In 2014, the Indonesian government made some important progress on human rights, Human Rights Watch said. The Indonesian parliament passed the Mental Health Law in July to address the country’s dire mental healthcare situation. Widodo himself has explicitly promised to investigate specific enforced disappearances in 1998. He also gradually lifted the taboo on discussing the 1965 anti-Communist massacres, the focus of Joshua Oppenheimer’s award-winning film The Act of Killing. And in February, Indonesia and Saudi Arabia signed an agreement that allows Indonesian domestic workers in Saudi Arabia to keep their passports, communicate with their families, get paid monthly, and have time off.
The Widodo government should move quickly to defend religious minorities from harassment, intimidation, and violence by militant groups, Human Rights Watch said. On May 29, 2014, Islamist militants carrying wooden bats and iron sticks attacked the home of book publisher Julius Felicianus in Yogyakarta while his family conducted an evening Christian prayer meeting, injuring seven. Police arrested the alleged leader of the attack but later released him after local authorities pressured Felicianus to drop charges to maintain “religious harmony.”
Religious intolerance fueled by discriminatory local regulations also remains a serious problem in Indonesia. In September, the parliament in Aceh passed two Islamic bylaws that extend Islamic law to non-Muslims, criminalizing alcohol drinking, consensual same-sex relations, and all sexual relations outside of marriage. The bylaws permit as punishment up to 100 lashes and up to 100 months in prison.
The Widodo government should also address the rollback in women’s rights over the past decade, Human Rights Watch said. Many local regulations require female students and civil servants, among other women and girls, to wear the hijab. Across the country, female applicants to Indonesia’s National Police must take abusive, degrading, and discriminatory “virginity tests.”

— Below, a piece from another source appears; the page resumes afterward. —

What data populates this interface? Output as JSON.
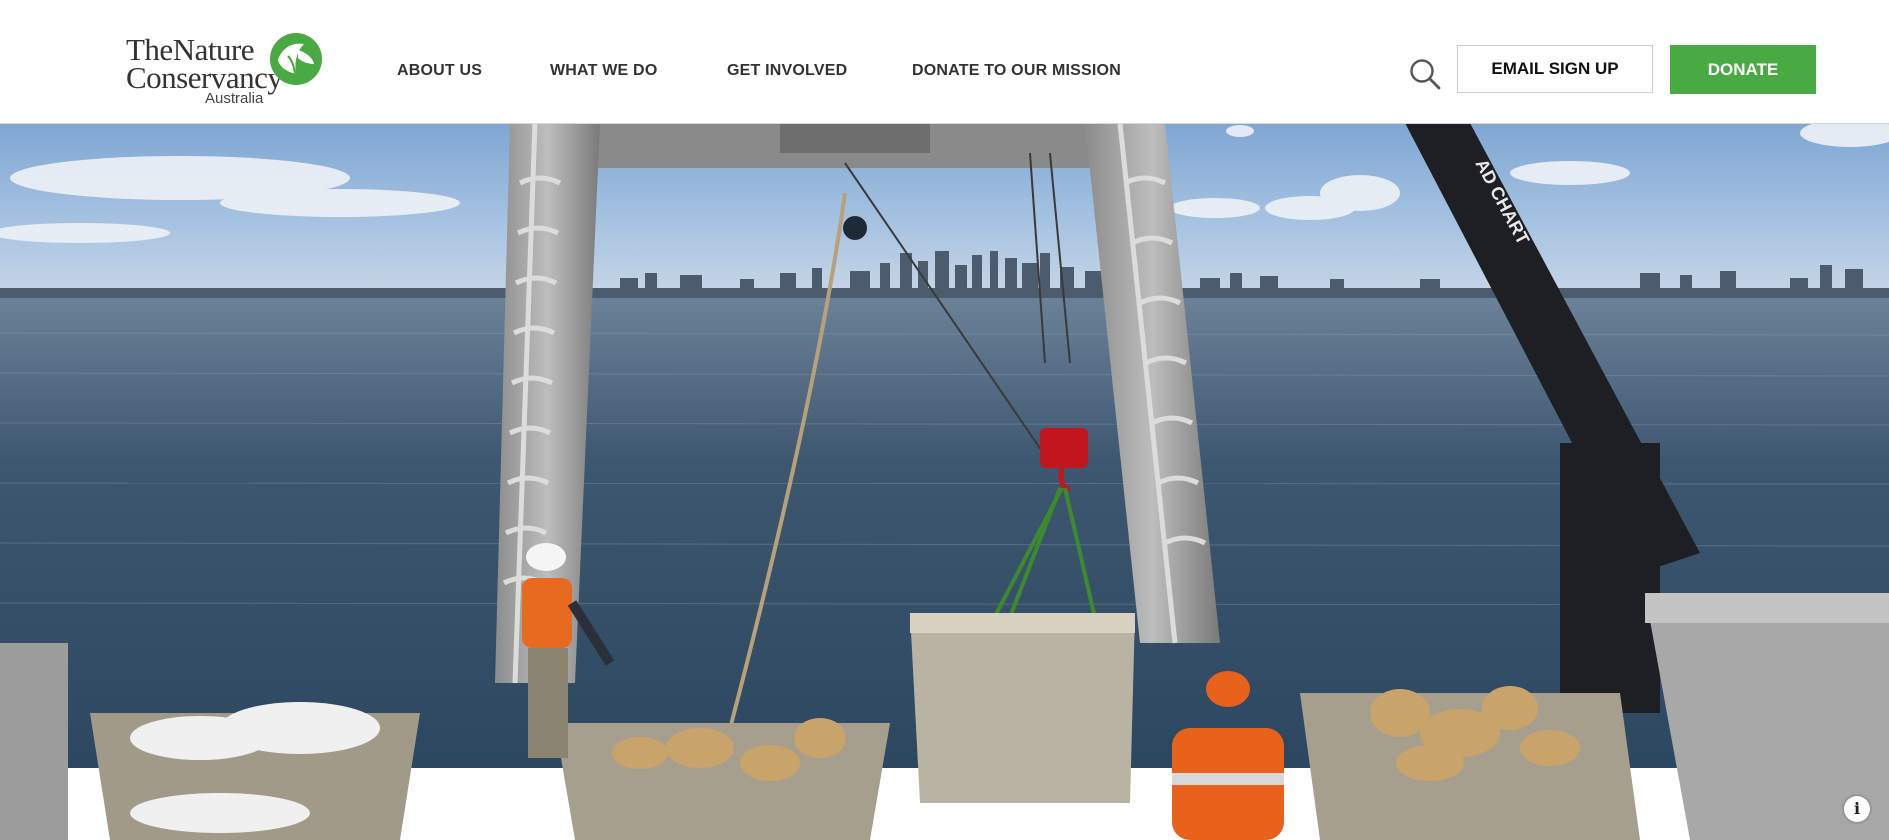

Papua’s festering low-level pro-independence insurgency led by the Free Papua Movement (Organisasi Papua Merdeka, OPM) continued to result in human rights abuses by Indonesian security forces. As of late October, at least 69 Papuans were imprisoned for peaceful advocacy of independence. Indonesian police arrested French journalists Valentine Bourrat and Thomas Dandois on August 6, 2014, on charges of “working illegally”; they were released for time-served on October 24 after a Jayapura court sentenced them to two-and-a-half months in prison. Although Widodo indicated in July that he would seek to end the government stranglehold on foreign media access to Papua, he had not done so by year’s end.
“President Widodo should uphold human rights and prosecute those who abuse them,” Kine said. “Indonesians have waited a long time for a government that will protect their rights rather coddle the abusers. It’s time for Widodo to deliver.”